Dann gibt es noch Noras Freundinnen - auch wenn sie keine übertriebenen innigen Beziehungen zu anderen Frauen aufbaut, so merkt man doch, wie sie sich im Laufe der Handlung sehr gut mit Jim Schwester anfreundet. 

Ja, ...Jim, die erste wichtige männliche Person in Noras selbstbestimmten Leben. Er spielt eine wichtige Rolle für sie, aber keine wichtige oder sympathische Rolle in der Geschichte an sich. 

Im Laufe der Handlung wird Jim von einer anderen männlichen Person abgelöst - ein Mann, den ich vieeeel sympathischer finde als Jim!
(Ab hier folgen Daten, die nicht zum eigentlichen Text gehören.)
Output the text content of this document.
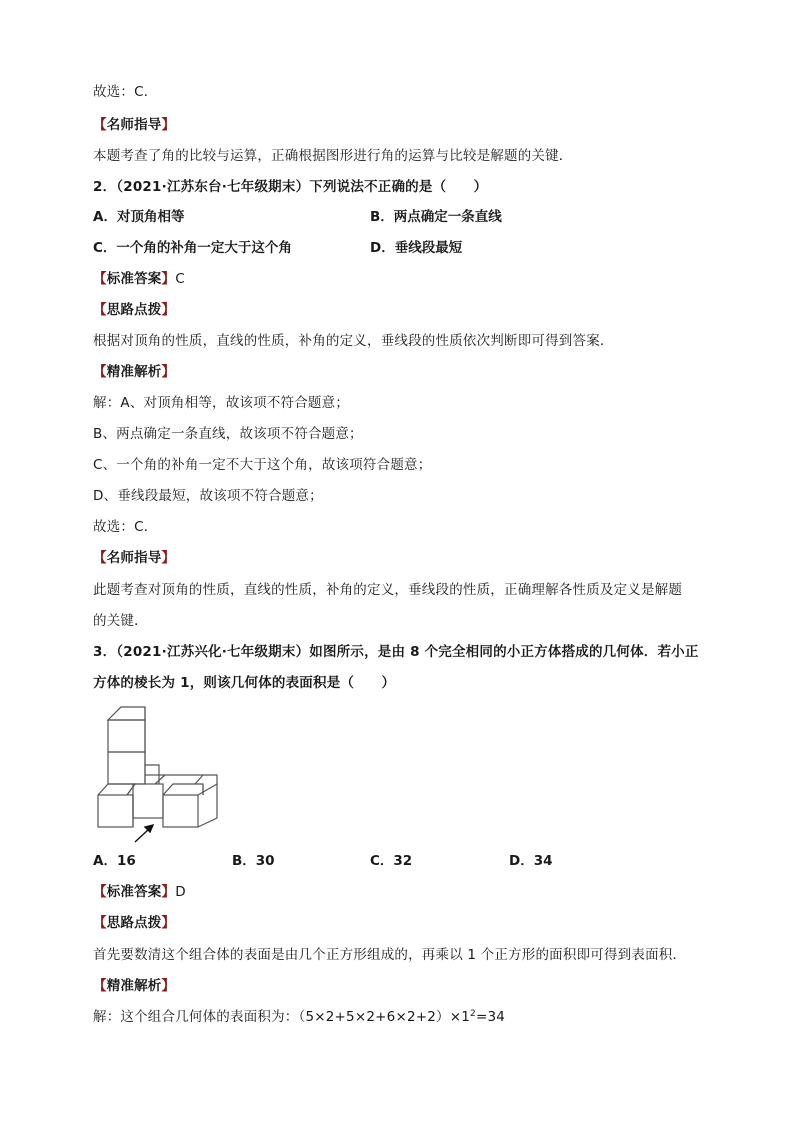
故选：C．
【名师指导】
本题考查了角的比较与运算，正确根据图形进行角的运算与比较是解题的关键．
2．（2021·江苏东台·七年级期末）下列说法不正确的是（　　）
A．对顶角相等	B．两点确定一条直线
C．一个角的补角一定大于这个角	D．垂线段最短
【标准答案】C
【思路点拨】
根据对顶角的性质，直线的性质，补角的定义，垂线段的性质依次判断即可得到答案．
【精准解析】
解：A、对顶角相等，故该项不符合题意；
B、两点确定一条直线，故该项不符合题意；
C、一个角的补角一定不大于这个角，故该项符合题意；
D、垂线段最短，故该项不符合题意；
故选：C．
【名师指导】
此题考查对顶角的性质，直线的性质，补角的定义，垂线段的性质，正确理解各性质及定义是解题
的关键．
3．（2021·江苏兴化·七年级期末）如图所示，是由 8 个完全相同的小正方体搭成的几何体．若小正
方体的棱长为 1，则该几何体的表面积是（　　）
A．16	B．30	C．32	D．34
【标准答案】D
【思路点拨】
首先要数清这个组合体的表面是由几个正方形组成的，再乘以 1 个正方形的面积即可得到表面积．
【精准解析】
解：这个组合几何体的表面积为：$(5\times 2+5\times 2+6\times 2+2)\times 1^2=34$
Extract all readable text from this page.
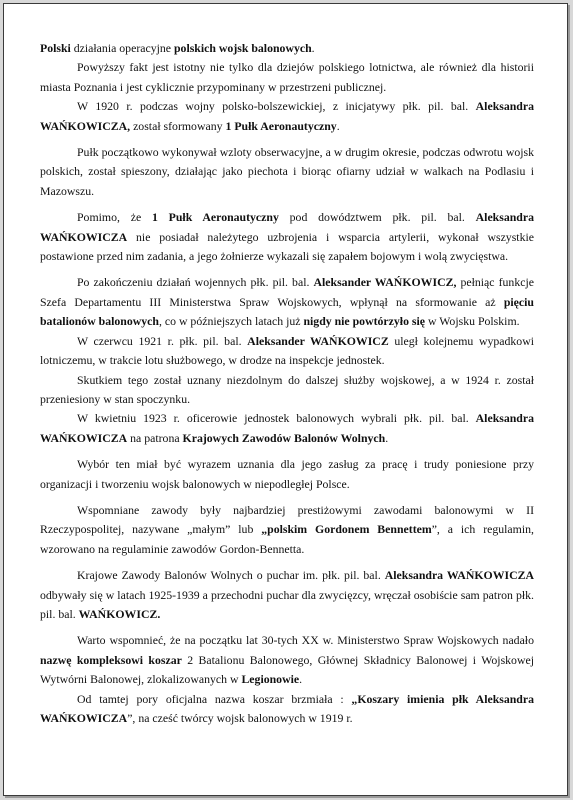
Polski działania operacyjne polskich wojsk balonowych.

Powyższy fakt jest istotny nie tylko dla dziejów polskiego lotnictwa, ale również dla historii miasta Poznania i jest cyklicznie przypominany w przestrzeni publicznej.

W 1920 r. podczas wojny polsko-bolszewickiej, z inicjatywy płk. pil. bal. Aleksandra WAŃKOWICZA, został sformowany 1 Pułk Aeronautyczny.

Pułk początkowo wykonywał wzloty obserwacyjne, a w drugim okresie, podczas odwrotu wojsk polskich, został spieszony, działając jako piechota i biorąc ofiarny udział w walkach na Podlasiu i Mazowszu.

Pomimo, że 1 Pułk Aeronautyczny pod dowództwem płk. pil. bal. Aleksandra WAŃKOWICZA nie posiadał należytego uzbrojenia i wsparcia artylerii, wykonał wszystkie postawione przed nim zadania, a jego żołnierze wykazali się zapałem bojowym i wolą zwycięstwa.

Po zakończeniu działań wojennych płk. pil. bal. Aleksander WAŃKOWICZ, pełniąc funkcje Szefa Departamentu III Ministerstwa Spraw Wojskowych, wpłynął na sformowanie aż pięciu batalionów balonowych, co w późniejszych latach już nigdy nie powtórzyło się w Wojsku Polskim.

W czerwcu 1921 r. płk. pil. bal. Aleksander WAŃKOWICZ uległ kolejnemu wypadkowi lotniczemu, w trakcie lotu służbowego, w drodze na inspekcje jednostek.

Skutkiem tego został uznany niezdolnym do dalszej służby wojskowej, a w 1924 r. został przeniesiony w stan spoczynku.

W kwietniu 1923 r. oficerowie jednostek balonowych wybrali płk. pil. bal. Aleksandra WAŃKOWICZA na patrona Krajowych Zawodów Balonów Wolnych.

Wybór ten miał być wyrazem uznania dla jego zasług za pracę i trudy poniesione przy organizacji i tworzeniu wojsk balonowych w niepodległej Polsce.

Wspomniane zawody były najbardziej prestiżowymi zawodami balonowymi w II Rzeczypospolitej, nazywane „małym” lub „polskim Gordonem Bennettem”, a ich regulamin, wzorowano na regulaminie zawodów Gordon-Bennetta.

Krajowe Zawody Balonów Wolnych o puchar im. płk. pil. bal. Aleksandra WAŃKOWICZA odbywały się w latach 1925-1939 a przechodni puchar dla zwycięzcy, wręczał osobiście sam patron płk. pil. bal. WAŃKOWICZ.

Warto wspomnieć, że na początku lat 30-tych XX w. Ministerstwo Spraw Wojskowych nadało nazwę kompleksowi koszar 2 Batalionu Balonowego, Głównej Składnicy Balonowej i Wojskowej Wytwórni Balonowej, zlokalizowanych w Legionowie.

Od tamtej pory oficjalna nazwa koszar brzmiała : „Koszary imienia płk Aleksandra WAŃKOWICZA”, na cześć twórcy wojsk balonowych w 1919 r.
Aidan Lennox. Um ihn in Noras Worten zu beschreiben: ein älterer, weltgewandter, umwerfender und erfolgreicher Mann.

Mit Mitte dreißig ist er schon etwas älter als Nora, aber da sie sich schon so erwachsen fühlt und benimmt, ist das nicht seltsam und kein großes Thema. Aidan weiß, was er möchte, spielt aber keine Spielchen mit ihr und will nur das Beste für sie und alle Beteiligten. 

Kurz: Er ist toll. Und er gibt Nora, der jungen Frau, die schon einiges in ihrem Leben durchstehen musste, das Gefühl, kaum etwas zu wissen - und zum ersten Mal ein echtes Gefühl von Liebe. 

...Und er hängt mit dem kleinen zehnjährigen Mädchen zusammen, das Nora so sehr ans Herz wächst. 

Somit sind die Charaktere und die Situation schon mal perfekt.

Nun zur Handlung - die ich auch perfekt fand.... bis es langsam aufs Ende zuging. 

Das Buch ist in 3 Teile eingeteilt. Die ersten zwei haben mir wirklich sehr gut gefallen, nur umso enttäuschter war ich dann vom dritten Teil. Kommunikationsproblem und einfach lösbares Drama vom feinsten... schade. 

 Auf gewisse Entscheidungen, Taten und Worte hätte ich gerne verzichtet, denn der Rest gefiel mir echt gut. 

 

Fazit: Tolle Charaktere und tolle Story, die leider im letzten Drittel eine doofe Wendung macht.